Security, testing, compliance, architecture, and operations evidence are generated as part of delivery, not assembled afterward.

Decision agenda

Make the decisions that turn proof into operating advantage.

The WHPS team has proven controlled velocity. The next decisions determine whether that capability compounds into market leadership, reusable modernization, and a durable AI Transformation Program.

Decision 01 Coordinate CMS/EDE readiness and public announcement timing.

The broker/agent pathway gives HPS a credible AI-enabled delivery and CMS/EDE readiness story. Align the narrative now; make external claims only when audit and certification evidence are cleared.

  • Decision: announcement conditions, timing, owner, and approval path.
  • Control: no public certification claim outruns evidence, CISO review, auditor review, or CMS/EDE readiness.
  • Checkpoint: message packet tied directly to the evidence library.
Decision 02 Approve the AI Transformation Program cadence.

Use a Weekly Transformation Briefing and Monthly Workshop to keep decisions, risks, metrics, evidence, and next-wave opportunities visible without forcing leaders through ten systems.

  • Decision: operating cadence, executive audience, and decision log owner.
  • Control: every briefing includes scope, risk, security posture, evidence, and blockers.
  • Checkpoint: target first briefing Tuesday, May 19, 2026.
Decision 03 Set lateral expansion and first-refusal guardrails.

Adjacent payer interest in the broker/agent pathway should be shaped deliberately. Give HPS first refusal and define when external conversations can widen.

  • Decision: HPS first-refusal period, strategic boundaries, and commercial approval path.
  • Control: protect HPS priorities, data boundaries, security posture, and certification timing.
  • Checkpoint: short opportunity memo before any wider market motion.
Decision 04 Continue empowered core-team funding and continuity.
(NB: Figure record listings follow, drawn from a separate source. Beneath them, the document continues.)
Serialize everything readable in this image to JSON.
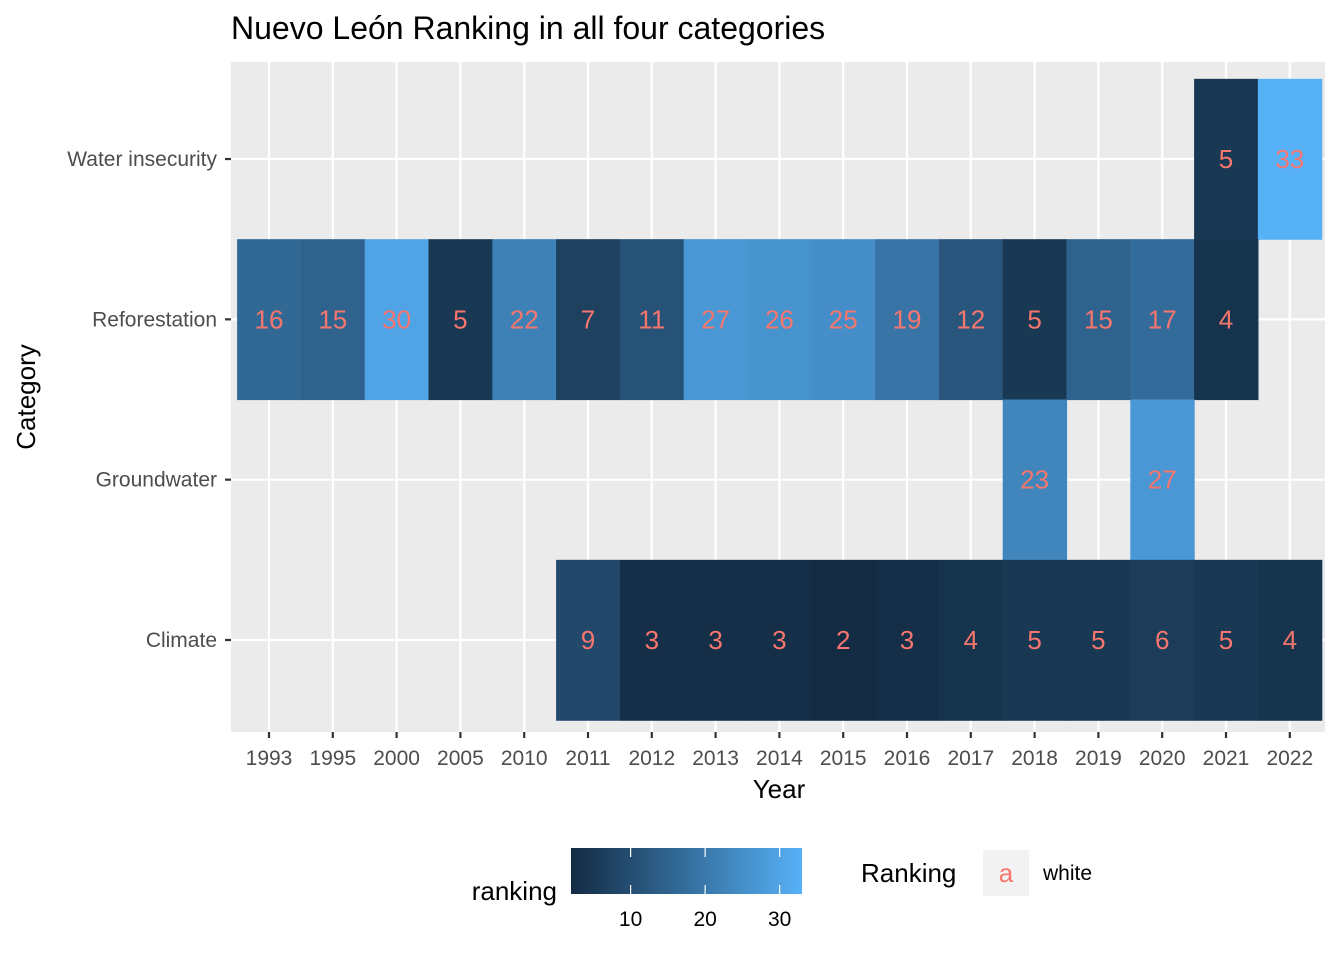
{
  "chart_data": {
    "type": "heatmap",
    "title": "Nuevo León Ranking in all four categories",
    "xlabel": "Year",
    "ylabel": "Category",
    "x": [
      "1993",
      "1995",
      "2000",
      "2005",
      "2010",
      "2011",
      "2012",
      "2013",
      "2014",
      "2015",
      "2016",
      "2017",
      "2018",
      "2019",
      "2020",
      "2021",
      "2022"
    ],
    "y": [
      "Climate",
      "Groundwater",
      "Reforestation",
      "Water insecurity"
    ],
    "cells": [
      {
        "x": "2021",
        "y": "Water insecurity",
        "value": 5
      },
      {
        "x": "2022",
        "y": "Water insecurity",
        "value": 33
      },
      {
        "x": "1993",
        "y": "Reforestation",
        "value": 16
      },
      {
        "x": "1995",
        "y": "Reforestation",
        "value": 15
      },
      {
        "x": "2000",
        "y": "Reforestation",
        "value": 30
      },
      {
        "x": "2005",
        "y": "Reforestation",
        "value": 5
      },
      {
        "x": "2010",
        "y": "Reforestation",
        "value": 22
      },
      {
        "x": "2011",
        "y": "Reforestation",
        "value": 7
      },
      {
        "x": "2012",
        "y": "Reforestation",
        "value": 11
      },
      {
        "x": "2013",
        "y": "Reforestation",
        "value": 27
      },
      {
        "x": "2014",
        "y": "Reforestation",
        "value": 26
      },
      {
        "x": "2015",
        "y": "Reforestation",
        "value": 25
      },
      {
        "x": "2016",
        "y": "Reforestation",
        "value": 19
      },
      {
        "x": "2017",
        "y": "Reforestation",
        "value": 12
      },
      {
        "x": "2018",
        "y": "Reforestation",
        "value": 5
      },
      {
        "x": "2019",
        "y": "Reforestation",
        "value": 15
      },
      {
        "x": "2020",
        "y": "Reforestation",
        "value": 17
      },
      {
        "x": "2021",
        "y": "Reforestation",
        "value": 4
      },
      {
        "x": "2018",
        "y": "Groundwater",
        "value": 23
      },
      {
        "x": "2020",
        "y": "Groundwater",
        "value": 27
      },
      {
        "x": "2011",
        "y": "Climate",
        "value": 9
      },
      {
        "x": "2012",
        "y": "Climate",
        "value": 3
      },
      {
        "x": "2013",
        "y": "Climate",
        "value": 3
      },
      {
        "x": "2014",
        "y": "Climate",
        "value": 3
      },
      {
        "x": "2015",
        "y": "Climate",
        "value": 2
      },
      {
        "x": "2016",
        "y": "Climate",
        "value": 3
      },
      {
        "x": "2017",
        "y": "Climate",
        "value": 4
      },
      {
        "x": "2018",
        "y": "Climate",
        "value": 5
      },
      {
        "x": "2019",
        "y": "Climate",
        "value": 5
      },
      {
        "x": "2020",
        "y": "Climate",
        "value": 6
      },
      {
        "x": "2021",
        "y": "Climate",
        "value": 5
      },
      {
        "x": "2022",
        "y": "Climate",
        "value": 4
      }
    ],
    "fill_scale": {
      "name": "ranking",
      "low_color": "#132B43",
      "high_color": "#56B1F7",
      "limits": [
        2,
        33
      ],
      "breaks": [
        10,
        20,
        30
      ]
    },
    "label_legend": {
      "title": "Ranking",
      "key_glyph": "a",
      "key_label": "white"
    },
    "label_color": "#F8766D",
    "panel_color": "#EBEBEB",
    "grid_color": "#FFFFFF",
    "legend_position": "bottom",
    "grid": true
  }
}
The small core-team model produced five platform proof points in three months. Funding clarity for the next 12 months unlocks the next wave without adding governance drag.

  • Decision: maintain the core team with clear advisory inputs and timed approvals.
  • Control: product, architecture, security, compliance, QA, and release gates remain explicit.
  • Checkpoint: 12-month plan with factory metrics, evidence review, and next-platform queue.